The court heard the case brought forth by Sgt. Robert E. Fruth, II, who was employed by the Mason County Sheriff’s Department.
The court noted Fruth was discharged from employment with the Mason County Sheriff’s Department based on two separate incidents, including, allegedly engaging in a verbal altercation with his spouse in public while on duty and that he allegedly, intentionally wrecked his police cruiser.
The court’s opinion reflected, “On January 4, 2012, Sgt. Fruth was indicted for reckless driving and felony destruction of property based on the allegation that he had intentionally wrecked his police cruiser.” The court also noted: “On June 5, 2012, Sgt. Fruth’s plea of no contest to failure to maintain control of a vehicle (a misdemeanor) was accepted by the circuit court and the felony charges were dismissed.” Following dismissal of the charges, Fruth requested reinstatement with the department back in 2012.
The court also noted the sheriff’s department conducted its own internal investigation of Sgt. Fruth’s alleged on-duty conduct and termination was recommended based on that internal, investigative report.
On Tuesday, Justice Elizabeth D. Walker delivered the opinion of the court which in part, stated:
“He (Fruth) challenges the finding of just cause for the discharge made by the Mason County Civil Service Commission for Deputy Sheriffs (‘the Commission’) that was upheld by the Circuit Court of Mason County by order entered on July 29, 2016. Sgt. Fruth also claims he was denied procedural due process and that the Commission’s practices and procedures were flawed. We find no error and affirm the decision of the circuit court.”

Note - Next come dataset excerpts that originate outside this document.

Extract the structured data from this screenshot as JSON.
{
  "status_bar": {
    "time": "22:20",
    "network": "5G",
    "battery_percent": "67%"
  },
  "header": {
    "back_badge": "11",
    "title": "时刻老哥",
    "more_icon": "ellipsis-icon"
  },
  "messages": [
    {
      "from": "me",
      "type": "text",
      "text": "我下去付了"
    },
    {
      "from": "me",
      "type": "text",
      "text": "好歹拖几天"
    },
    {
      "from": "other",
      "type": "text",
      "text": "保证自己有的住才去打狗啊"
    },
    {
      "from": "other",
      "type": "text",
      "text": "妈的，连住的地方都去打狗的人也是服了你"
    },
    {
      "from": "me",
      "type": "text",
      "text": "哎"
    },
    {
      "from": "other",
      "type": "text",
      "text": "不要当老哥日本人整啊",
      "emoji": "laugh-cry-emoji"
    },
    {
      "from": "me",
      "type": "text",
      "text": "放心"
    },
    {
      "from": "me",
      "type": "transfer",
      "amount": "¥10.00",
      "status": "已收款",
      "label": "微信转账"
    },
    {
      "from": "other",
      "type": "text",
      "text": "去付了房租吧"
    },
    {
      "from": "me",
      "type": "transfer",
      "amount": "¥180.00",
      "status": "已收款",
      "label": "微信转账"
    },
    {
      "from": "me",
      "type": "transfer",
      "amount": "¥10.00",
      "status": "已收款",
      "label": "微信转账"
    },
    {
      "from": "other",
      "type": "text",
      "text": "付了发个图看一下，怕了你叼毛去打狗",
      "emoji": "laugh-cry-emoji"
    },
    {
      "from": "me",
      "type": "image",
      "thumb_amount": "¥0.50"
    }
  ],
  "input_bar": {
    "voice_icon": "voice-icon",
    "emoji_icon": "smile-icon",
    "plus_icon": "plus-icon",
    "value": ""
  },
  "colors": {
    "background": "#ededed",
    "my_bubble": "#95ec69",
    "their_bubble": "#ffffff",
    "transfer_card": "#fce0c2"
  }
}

In the analysis of the case, the court wrote:
“While Sgt. Fruth identifies eleven separate assignments of error, in essence they present the following bases for appeal: (1) he was denied procedural due process; (2) the Commission’s practices and procedures were flawed; and (3) the Commission’s finding of just cause was ‘clearly wrong, arbitrary and capricious, misapplied the law, and [was] contrary to the evidence.’”
The court’s opinion also addressed those individual bases for appeal.
Ultimately, the court’s conclusion stated:
“For the foregoing reasons, we find no reversible error and affirm the circuit court’s decision to uphold the Commission’s decision to discharge Sgt. Fruth from employment as a Mason County deputy sheriff.”
The court’s entire opinion appears on its website and was posted Tuesday.